Sam Jarman tells about his experience on finding mentors. He puts that’s critical to keep casual and not ask for commitment. Simple coffee break and small talk about tech projects is enough to get invaluable advices from the people you admire. He also advices to pay back to the community, either helping the mentor with his marketing or work, or even mentoring junior developers along the way.
⭐️ Amazing post. This will give examples on how to market your product the right way. The idea behind the post is simple: People buy benefits, not features. They buy better versions of themselves.
When you’re trying to win customers, are you listing the attributes of the flower or describing how awesome it is to throw fireballs?
Rafal Cymerys will discuss about how bad chatbots are delivering value nowadays (if they are delivering something at all). He states that the problem with chatbots is that they are not (yet) good at either improvising a meaningful conversation with customers, neither presenting useful action items. They are, in the majority, just dumb robots that present lists as chat dialogs.
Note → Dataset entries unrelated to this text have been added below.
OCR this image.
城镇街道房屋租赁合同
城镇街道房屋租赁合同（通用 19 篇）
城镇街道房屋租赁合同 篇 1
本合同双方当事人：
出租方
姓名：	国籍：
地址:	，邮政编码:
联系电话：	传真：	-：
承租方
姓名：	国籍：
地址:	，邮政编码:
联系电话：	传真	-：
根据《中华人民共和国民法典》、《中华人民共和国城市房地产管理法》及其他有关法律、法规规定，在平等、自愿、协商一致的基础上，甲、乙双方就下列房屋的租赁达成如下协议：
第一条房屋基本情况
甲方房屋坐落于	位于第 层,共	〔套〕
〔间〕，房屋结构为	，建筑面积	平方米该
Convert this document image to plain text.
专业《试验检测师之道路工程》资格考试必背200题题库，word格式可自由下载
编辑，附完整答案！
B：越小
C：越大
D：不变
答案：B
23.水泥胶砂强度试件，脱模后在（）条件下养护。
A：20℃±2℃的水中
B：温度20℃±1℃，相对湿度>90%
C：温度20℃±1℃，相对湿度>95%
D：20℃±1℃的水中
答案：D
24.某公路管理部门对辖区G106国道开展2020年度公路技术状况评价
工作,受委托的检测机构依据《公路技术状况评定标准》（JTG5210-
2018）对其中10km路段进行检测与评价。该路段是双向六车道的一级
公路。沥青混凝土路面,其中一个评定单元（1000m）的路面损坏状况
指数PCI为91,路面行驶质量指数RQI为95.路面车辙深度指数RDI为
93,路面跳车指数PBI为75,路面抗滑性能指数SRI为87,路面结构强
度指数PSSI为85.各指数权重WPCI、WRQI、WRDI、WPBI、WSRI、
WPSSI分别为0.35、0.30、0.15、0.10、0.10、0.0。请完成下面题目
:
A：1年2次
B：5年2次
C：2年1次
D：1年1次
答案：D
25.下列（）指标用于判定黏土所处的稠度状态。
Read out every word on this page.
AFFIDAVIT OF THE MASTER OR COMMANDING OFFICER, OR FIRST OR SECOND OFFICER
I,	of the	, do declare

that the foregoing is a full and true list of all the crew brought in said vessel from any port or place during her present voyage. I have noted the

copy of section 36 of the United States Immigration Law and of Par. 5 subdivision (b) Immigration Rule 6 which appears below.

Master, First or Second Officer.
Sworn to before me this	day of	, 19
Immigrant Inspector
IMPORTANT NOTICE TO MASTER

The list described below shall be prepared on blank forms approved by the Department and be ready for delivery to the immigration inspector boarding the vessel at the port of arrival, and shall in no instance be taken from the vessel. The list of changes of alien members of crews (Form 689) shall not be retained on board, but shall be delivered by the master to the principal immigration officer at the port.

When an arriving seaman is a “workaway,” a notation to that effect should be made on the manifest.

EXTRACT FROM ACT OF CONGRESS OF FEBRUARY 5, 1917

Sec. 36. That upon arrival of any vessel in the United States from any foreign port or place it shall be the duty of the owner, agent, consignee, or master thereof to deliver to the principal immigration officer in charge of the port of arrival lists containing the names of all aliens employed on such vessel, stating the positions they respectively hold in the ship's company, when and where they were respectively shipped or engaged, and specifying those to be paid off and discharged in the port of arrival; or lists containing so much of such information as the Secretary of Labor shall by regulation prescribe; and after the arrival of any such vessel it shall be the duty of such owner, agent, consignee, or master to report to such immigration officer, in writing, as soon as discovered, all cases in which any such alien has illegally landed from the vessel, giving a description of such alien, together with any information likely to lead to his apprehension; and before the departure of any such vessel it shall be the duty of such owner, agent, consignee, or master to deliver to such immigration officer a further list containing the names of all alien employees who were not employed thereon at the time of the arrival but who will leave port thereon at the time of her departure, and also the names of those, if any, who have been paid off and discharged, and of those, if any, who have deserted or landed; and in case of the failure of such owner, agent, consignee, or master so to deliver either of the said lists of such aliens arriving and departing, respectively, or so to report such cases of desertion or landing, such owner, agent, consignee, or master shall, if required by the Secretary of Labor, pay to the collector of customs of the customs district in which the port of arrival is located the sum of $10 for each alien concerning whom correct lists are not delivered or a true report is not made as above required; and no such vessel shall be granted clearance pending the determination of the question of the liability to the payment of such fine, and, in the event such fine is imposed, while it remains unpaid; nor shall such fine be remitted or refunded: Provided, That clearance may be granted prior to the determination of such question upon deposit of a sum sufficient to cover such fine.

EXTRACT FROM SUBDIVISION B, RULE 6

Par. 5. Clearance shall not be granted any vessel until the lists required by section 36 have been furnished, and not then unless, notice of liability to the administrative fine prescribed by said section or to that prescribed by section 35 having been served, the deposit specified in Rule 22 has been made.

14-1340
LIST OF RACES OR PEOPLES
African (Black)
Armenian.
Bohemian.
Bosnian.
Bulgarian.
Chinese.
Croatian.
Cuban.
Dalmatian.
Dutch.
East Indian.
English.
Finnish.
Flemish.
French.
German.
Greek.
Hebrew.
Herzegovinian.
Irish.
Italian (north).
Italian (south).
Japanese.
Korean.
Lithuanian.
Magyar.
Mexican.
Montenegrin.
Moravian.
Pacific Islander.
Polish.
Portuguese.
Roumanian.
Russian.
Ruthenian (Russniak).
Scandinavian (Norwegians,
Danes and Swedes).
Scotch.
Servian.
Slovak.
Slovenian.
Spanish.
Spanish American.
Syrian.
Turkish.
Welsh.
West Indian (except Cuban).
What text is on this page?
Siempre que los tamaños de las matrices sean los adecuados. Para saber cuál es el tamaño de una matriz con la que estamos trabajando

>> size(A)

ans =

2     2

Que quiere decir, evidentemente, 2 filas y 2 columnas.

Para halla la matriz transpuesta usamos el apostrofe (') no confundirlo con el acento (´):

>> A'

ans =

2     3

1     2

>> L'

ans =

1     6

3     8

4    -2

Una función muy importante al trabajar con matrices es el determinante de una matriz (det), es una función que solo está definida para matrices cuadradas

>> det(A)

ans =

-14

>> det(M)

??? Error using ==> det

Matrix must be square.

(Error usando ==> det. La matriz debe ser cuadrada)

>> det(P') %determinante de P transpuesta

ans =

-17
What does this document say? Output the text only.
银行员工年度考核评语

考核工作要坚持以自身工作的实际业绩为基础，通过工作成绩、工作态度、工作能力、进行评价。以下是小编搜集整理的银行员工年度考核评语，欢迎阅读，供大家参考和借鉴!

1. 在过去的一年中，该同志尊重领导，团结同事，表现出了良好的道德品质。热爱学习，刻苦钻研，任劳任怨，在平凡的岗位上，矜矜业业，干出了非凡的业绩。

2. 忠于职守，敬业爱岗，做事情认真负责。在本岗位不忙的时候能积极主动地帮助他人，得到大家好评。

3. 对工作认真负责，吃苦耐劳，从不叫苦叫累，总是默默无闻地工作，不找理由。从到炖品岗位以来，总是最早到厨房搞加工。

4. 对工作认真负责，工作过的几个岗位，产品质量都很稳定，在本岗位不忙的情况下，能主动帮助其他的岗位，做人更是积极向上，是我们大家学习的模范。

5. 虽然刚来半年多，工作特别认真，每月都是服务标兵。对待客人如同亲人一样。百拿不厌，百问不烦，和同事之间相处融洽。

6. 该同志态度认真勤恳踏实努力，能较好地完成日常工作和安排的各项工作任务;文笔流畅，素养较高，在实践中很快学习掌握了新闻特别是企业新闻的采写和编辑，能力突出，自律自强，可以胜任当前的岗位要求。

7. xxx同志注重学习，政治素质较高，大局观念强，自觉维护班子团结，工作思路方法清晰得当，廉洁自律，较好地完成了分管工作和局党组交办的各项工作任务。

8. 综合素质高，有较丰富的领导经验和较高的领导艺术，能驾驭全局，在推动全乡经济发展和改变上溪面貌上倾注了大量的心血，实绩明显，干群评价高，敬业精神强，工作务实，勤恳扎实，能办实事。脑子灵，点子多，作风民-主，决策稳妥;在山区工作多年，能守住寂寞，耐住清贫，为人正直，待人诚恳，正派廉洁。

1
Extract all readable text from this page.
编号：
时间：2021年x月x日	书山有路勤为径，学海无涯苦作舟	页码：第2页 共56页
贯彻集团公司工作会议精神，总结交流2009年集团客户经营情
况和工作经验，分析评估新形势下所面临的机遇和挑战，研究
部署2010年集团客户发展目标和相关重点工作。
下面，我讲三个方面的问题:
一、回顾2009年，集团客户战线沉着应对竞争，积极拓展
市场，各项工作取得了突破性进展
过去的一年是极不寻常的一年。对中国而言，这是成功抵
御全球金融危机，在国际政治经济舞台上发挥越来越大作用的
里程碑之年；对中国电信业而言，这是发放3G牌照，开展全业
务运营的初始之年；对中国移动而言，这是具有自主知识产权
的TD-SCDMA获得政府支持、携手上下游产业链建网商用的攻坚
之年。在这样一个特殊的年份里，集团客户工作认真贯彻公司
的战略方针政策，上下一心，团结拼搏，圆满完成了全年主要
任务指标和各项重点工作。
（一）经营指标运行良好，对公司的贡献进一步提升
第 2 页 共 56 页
Regan Walsh will give three questions you should ask before taking on new work: does it motivates me? Does it speak to my values? And does I have a choice? By answering those questions, you can highlight reasons to accept or not new work.
Mo Bitar has an open-source named Standard Notes that has evolved to a mean of living for himself. He tells some good piece of advice about how to handle open-source communities and requests to enhance the library. He states that simplicity is key and will allow your product or project to evolve quickly and cheaply.
Nicer Studio owners will tell you it’s hard to ask people to pay for something you made. They have launched successfully two free products on ProductHunt, but their first paid one was the most challenging. But they got three ways to increase their success: generous free tier; special offer for product-hunters; and talk to as many customers as possible. Besides that, they understood their product was global and made it available in many different languages.
Beekey Cheung came to the conclusion that is not possible to learn everything. What he suggests instead is to focus on your area and play with some other technologies. You don’t have to master all of them, but you could benefit from getting one extra tool under your belt. Also, he advices on being rich on smart friends, have them playing with new technologies and then meeting to share results.